I'm willing to buy that our aging first-generation nuclear reactors should be shut down, but I'm concerned that we are closing the door on a possible source of relatively clean energy.

Second, local communities in the 29th have had some pushback on wind energy. There are concerns that the windmills are unsightly, that the energy produced is transmitted far away, and that a lot of birds are going to be killed by collisions with the turbine blades. Wind is seen by some as a way of "mining" the 29th to provide energy for far-away urban areas.

If you have any insight on those questions, I'd be interested to hear it.

I certainly agree with that perception, Rottenchester. The state subsidizes wind power, but has a hands off attitude toward its implementation. If you've driven through the Cohocton or Naples-Prattsburg areas lately, you may have noticed that the hills appear to be much smaller. The wind turbines pretty much dominate the view. It reminds me of the Classic Comic illustrations of War of the Worlds. And virtually all the power and profits leave the area.
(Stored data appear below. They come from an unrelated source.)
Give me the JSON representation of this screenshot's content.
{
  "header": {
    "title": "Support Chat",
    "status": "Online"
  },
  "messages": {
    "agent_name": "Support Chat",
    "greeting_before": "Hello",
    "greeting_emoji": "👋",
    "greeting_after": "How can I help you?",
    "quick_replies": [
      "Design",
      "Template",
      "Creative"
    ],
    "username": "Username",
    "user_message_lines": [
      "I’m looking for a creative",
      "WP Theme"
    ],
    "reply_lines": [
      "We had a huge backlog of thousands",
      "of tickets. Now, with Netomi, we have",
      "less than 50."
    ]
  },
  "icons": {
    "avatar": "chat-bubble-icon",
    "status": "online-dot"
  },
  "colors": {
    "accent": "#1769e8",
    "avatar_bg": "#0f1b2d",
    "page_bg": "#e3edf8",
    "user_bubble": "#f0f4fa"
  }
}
Those things should be floating on Ontario where they can't do any harm, and incidentally, where the wind is.

I think that a community should be able to decide that they would like to use some of their land for a wind farm to provide electricity for its residents, contract for the work, land leases and equipment. Then, like a private landowner (in some states), it could pay for use of power from the grid and send it's occasional excess power to the grid for credit. The state could facilitate this sort of arrangement instead of just handing out seed money to private promoters.

Unfortunately energy and mining companies contribute a good deal more to politicians than local communities. Communities and individuals get support in proportion to the votes and influence that they can provide, which is, taken in the big picture, not much. That's why we are more likely to burn through our non-renewable resources and go nuclear before renewable alternatives find a market.

vdomeras: I have not been in those areas lately, but, as you note, I think wind is not as uncomplicated an energy source as some portray.

In one of the 29th communities, Fairport, the city traded right-of-way for Niagara powerlines for a share of the electricity produced. "Fairport Electric" provides low-cost, reliable power for residents. I don't see a similar deal on the table for wind power, and I think that's what will be required to get major buy-in for those kinds of projects.

"Those things should be floating on Ontario where they can't do any harm"

vdomeras - What type of harm?

Harm to the exquisite sensibilities of the effete. Happy?